Wo liegen die Fehler?

Wohlgemerkt: So kann man vielleicht einiges erklären, nicht aber entschuldigen. Die Mörder von London sind Verbrecher. Wie die Mörder von Madrid es waren oder auch der Killer von van Gogh. Statt nun aber in hysterische Reaktionen auf eine vermeintliche Bedrohung durch "den Islam"" zu verfallen, sollten die Europäer, auch die Deutschen, nun in sich gehen und sich fragen, wo man vielleicht Fehler gemacht hat.

Und man hat Fehler gemacht. Nicht durch zu schlaffe Einreisekontrollen, sondern durch einen zu nachlässigen Umgang mit der zunächst unbeachtet größer werdenden muslimischen Minderheit in unseren Ländern. Ein Beispiel ist dabei, dass man sich keine Gedanken darüber gemacht hat, welche Bedeutung Religion und religiöse Tradition auch für Muslime hat. "Sollen sie sich doch integrieren, wenn sie hier leben wollen" hieß die Devise. Wobei Religions-Unterricht und Religions-Ausübung in die Hinterhöfe verbannt wurden, wo ominöse Koranschulen öffneten und ihr Unwesen trieben.

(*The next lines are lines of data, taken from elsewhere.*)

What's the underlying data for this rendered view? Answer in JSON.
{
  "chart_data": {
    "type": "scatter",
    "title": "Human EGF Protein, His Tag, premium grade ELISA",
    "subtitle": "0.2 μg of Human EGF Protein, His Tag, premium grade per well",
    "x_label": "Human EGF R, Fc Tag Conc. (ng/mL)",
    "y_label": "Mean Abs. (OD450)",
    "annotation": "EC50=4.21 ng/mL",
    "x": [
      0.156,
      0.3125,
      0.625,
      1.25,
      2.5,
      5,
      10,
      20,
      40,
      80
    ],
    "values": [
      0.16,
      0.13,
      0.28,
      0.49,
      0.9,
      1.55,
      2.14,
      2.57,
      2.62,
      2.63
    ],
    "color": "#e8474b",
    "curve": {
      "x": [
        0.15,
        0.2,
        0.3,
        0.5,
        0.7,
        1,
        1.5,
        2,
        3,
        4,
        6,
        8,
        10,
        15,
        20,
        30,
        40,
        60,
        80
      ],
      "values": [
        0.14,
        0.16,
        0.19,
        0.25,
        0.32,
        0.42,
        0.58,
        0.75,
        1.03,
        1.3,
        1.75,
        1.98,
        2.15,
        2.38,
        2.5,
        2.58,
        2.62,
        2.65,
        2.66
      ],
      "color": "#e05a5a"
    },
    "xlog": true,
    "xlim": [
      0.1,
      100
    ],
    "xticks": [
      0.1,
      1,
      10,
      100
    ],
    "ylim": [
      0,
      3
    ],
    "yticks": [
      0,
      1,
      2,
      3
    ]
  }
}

Indoktrination und Isolation

Der van Gogh-Mörder ist das Produkt solch einer Schule. In anderen Teilen Europas können ebenso ähnliche Radikale erzogen werden, bei denen religiöse Indoktrination zusammen mit gesellschaftlicher Isolation und Benachteiligung zu Terrorismus führen können. Man wird dies nie ganz verhindern können, aber man sollte die Gefahr reduzieren, indem man jeder Minderheit - auch der muslimischen - das Gefühl gibt, "mit dazu" zu gehören. Damit hilft man diesen Minderheiten, aber ebenso auch der Allgemeinheit.